En ces occasions, il jouait l'extravagant, le capricieux et savait que le gros et maladroit Schmitz était perdu, lorsqu'il lui ébouriffait les cheveux et lui pointait son index dans le ventre. Comme il s'agissait d'un « fixe » de 1 000 marks, il était même allé jusqu'à s'asseoir sur ses genoux, Schmitz l'avoua en rougissant.

« Imbécillités ! » Kroge secoua avec irritation sa tête soucieuse. « Au demeurant, Höfgen est un homme foncièrement extravagant, tout en lui est faux, depuis son goût littéraire jusqu'à ce qu'il appelle son communisme. Ce n'est pas un artiste, mais un comédien.

— Qu'as-tu donc contre Hendrik ? » Mme Herzfeld se forçait à prendre un ton ironique ; en réalité, elle n'avait aucune envie d'ironiser quand elle parlait d'Höfgen, dont la séduction étudiée n'exerçait que trop d'empire sur elle. « C'est notre meilleur numéro. Nous aurons de la chance, si Berlin ne nous le souffle pas.

— Je ne suis pas autrement fier de lui, dit Kroge. Ce n'est pourtant rien de plus qu'un acteur de province, routinier, et d'ailleurs au fond, il le sait fort bien lui-même. »

Schmitz demanda : « Où donc est-il passé ce soir ? » Sur quoi Mme Herzfeld eut un petit rire nasal : « Il s'est caché dans sa loge, derrière un paravent - le petit Böck me l'a raconté. Il est toujours extrêmement agité et jaloux, lorsqu'il y a des invités de Berlin. Il dit alors qu'il n'ira jamais aussi loin qu'eux - et se cache derrière un paravent, par hystérie pure. La Martin en particulier lui fait perdre son sang-froid, il y a entre eux une sorte d'amour-haine. Ce soir, on dit qu'il a déjà eu une crise de larmes.

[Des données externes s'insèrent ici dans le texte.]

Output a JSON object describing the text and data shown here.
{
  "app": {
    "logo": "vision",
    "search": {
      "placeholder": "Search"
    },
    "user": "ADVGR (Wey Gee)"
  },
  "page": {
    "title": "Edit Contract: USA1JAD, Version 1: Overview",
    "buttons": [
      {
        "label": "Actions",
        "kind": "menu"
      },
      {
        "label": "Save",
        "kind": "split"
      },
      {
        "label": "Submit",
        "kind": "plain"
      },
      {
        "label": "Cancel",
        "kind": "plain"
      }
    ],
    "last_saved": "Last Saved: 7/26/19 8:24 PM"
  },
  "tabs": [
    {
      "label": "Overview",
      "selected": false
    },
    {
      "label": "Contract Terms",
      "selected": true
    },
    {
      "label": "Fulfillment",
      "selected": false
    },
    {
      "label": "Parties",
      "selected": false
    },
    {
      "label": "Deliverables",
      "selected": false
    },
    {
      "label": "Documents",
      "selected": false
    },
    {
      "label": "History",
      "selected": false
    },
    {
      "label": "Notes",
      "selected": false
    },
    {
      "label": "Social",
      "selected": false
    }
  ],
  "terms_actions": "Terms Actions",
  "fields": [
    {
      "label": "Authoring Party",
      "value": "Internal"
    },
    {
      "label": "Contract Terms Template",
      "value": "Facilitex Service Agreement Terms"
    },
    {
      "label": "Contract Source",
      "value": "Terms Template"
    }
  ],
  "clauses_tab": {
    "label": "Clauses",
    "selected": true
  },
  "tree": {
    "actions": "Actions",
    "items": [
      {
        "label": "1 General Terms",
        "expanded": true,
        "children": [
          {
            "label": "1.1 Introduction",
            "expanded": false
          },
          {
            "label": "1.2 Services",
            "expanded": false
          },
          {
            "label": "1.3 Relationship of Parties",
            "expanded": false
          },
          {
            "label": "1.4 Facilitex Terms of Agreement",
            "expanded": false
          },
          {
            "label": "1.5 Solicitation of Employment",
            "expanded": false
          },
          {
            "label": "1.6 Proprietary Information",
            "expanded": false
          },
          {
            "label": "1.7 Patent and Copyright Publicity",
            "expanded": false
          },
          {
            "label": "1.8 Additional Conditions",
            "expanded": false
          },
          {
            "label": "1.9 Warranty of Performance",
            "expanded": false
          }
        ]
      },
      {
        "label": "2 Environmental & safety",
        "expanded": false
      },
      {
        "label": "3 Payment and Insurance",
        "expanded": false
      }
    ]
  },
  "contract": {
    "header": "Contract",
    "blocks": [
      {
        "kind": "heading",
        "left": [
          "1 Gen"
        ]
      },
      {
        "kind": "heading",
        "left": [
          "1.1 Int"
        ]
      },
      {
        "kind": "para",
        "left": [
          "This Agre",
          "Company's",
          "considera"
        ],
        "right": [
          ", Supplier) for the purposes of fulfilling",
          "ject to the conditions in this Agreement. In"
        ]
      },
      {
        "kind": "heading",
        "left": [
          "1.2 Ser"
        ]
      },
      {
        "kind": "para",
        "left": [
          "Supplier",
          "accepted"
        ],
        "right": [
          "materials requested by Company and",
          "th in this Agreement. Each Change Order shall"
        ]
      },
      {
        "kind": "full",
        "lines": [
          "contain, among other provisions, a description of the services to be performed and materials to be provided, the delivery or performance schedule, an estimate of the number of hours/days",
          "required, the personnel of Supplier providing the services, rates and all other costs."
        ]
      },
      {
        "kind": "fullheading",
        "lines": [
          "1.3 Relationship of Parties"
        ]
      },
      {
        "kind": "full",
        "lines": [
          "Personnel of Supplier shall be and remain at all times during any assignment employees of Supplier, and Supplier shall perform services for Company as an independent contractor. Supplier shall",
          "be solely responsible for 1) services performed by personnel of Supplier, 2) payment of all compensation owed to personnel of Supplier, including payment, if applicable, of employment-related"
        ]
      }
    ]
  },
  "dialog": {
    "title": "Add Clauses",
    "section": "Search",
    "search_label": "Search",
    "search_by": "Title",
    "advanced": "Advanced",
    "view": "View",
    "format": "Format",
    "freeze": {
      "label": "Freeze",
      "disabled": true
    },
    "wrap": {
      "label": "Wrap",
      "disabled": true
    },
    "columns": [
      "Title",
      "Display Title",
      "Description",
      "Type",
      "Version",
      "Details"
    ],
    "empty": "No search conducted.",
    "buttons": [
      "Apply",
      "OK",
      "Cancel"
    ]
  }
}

— Là, vous voyez bien son complexe d'infériorité, s'écria Kroge et il jeta un regard triomphant autour de lui. Ou, plutôt, vous voyez qu'au fond, il se juge à sa juste mesure. »

Le trio était assis à la cantine du théâtre, appelée par abréviation H.K. selon les initiales du Künstlertheater de Hambourg. Une galerie de portraits poussiéreux surmontait les tables aux nappes maculées. C'étaient les photos de tous ceux qui, au cours des décennies, avaient joué en ce lieu. Pendant l'entretien, Mme von Herzfeld souriait parfois à ces ingénues et ces amoureuses, ces vieillards comiques, ces pères nobles, ces jeunes premiers, ces intrigantes et ces femmes du monde auxquels Schmitz et Kroge n'accordaient aucun regard.

En bas, au théâtre, Dora Martin qui avec sa voix rauque, la maigreur séduisante de son corps d'éphèbe et ses larges yeux tragiques, puérils et insondables, ensorcelait le public des grandes métropoles allemandes, finissait de jouer une pièce à succès. Les deux directeurs et Mme von Herzfeld avaient quitté sa loge après le second acte. Les autres membres de la troupe étaient restés dans la salle, pour voir jusqu'au bout leur camarade berlinoise qui leur inspirait un mélange d'admiration et de haine.

« L'ensemble qu'elle a amené est vraiment au-dessous de toute critique, constata Kroge avec dédain.

— Que voulez-vous, observa Schmitz. Comment gagnerait-elle tous les soirs ses 1 000 marks si elle devait encore se faire escorter par une troupe coûteuse ?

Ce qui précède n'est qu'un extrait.